2026 Outlook: Floor Mechanics and What Could Break Them
Three signals to track into H2 2026: (1) the LME nickel inventory curve — warehouse stocks have rebuilt materially since 2022, and visible inventory above ~250,000 t is a hard ceiling on squeeze attempts; (2) Indonesian NPI (nickel pig iron) and Class II capacity ramp — added matte and MHP tonnage is the structural reason sulfate and LME have decoupled from the 2022 peak; (3) stainless-steel mill operating rates in China — Tsingshan/Posco/BAOSTILL capacity utilisation drives ~70% of primary nickel demand, so any sustained run above 80% utilisation will tighten the tape before the LME does. [S2]

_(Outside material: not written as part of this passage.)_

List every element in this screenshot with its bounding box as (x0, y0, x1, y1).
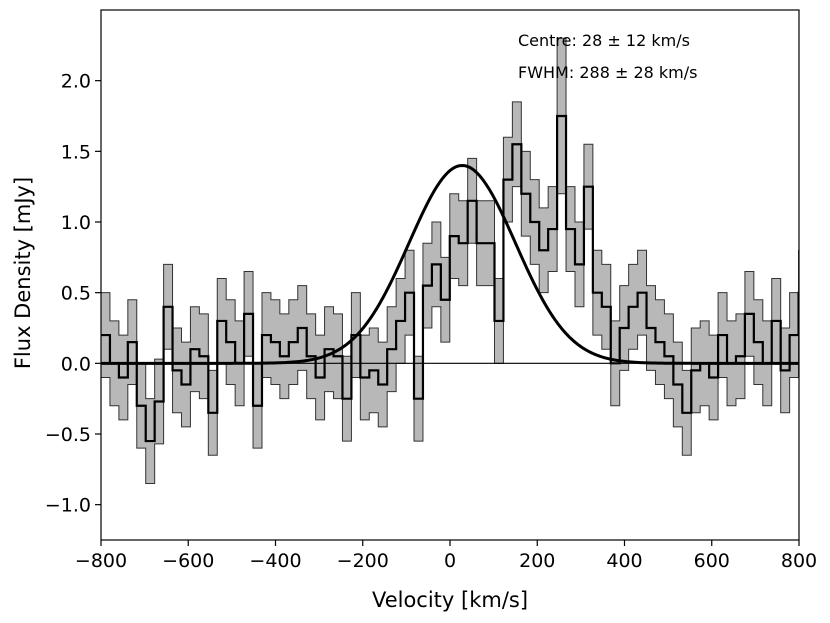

The base case for the rest of 2026 is a flat-to-mildly-up range, with LME nickel oscillating inside a US$14,000–17,000/t corridor absent an Indonesia export shock or a major Tsingshan-style short. The 2022 peak is not a forecast — it is a stress-test anchor. Anyone re-pricing a multi-year nickel-bearing contract should model the LME base at the current tape, then stress-test the surcharge clause against the 2022 extreme; if the surcharge cannot survive a re-run of 8 March 2022 without bankrupting the supplier, the contract is not actually hedging — it is just transferring tail risk to the buyer.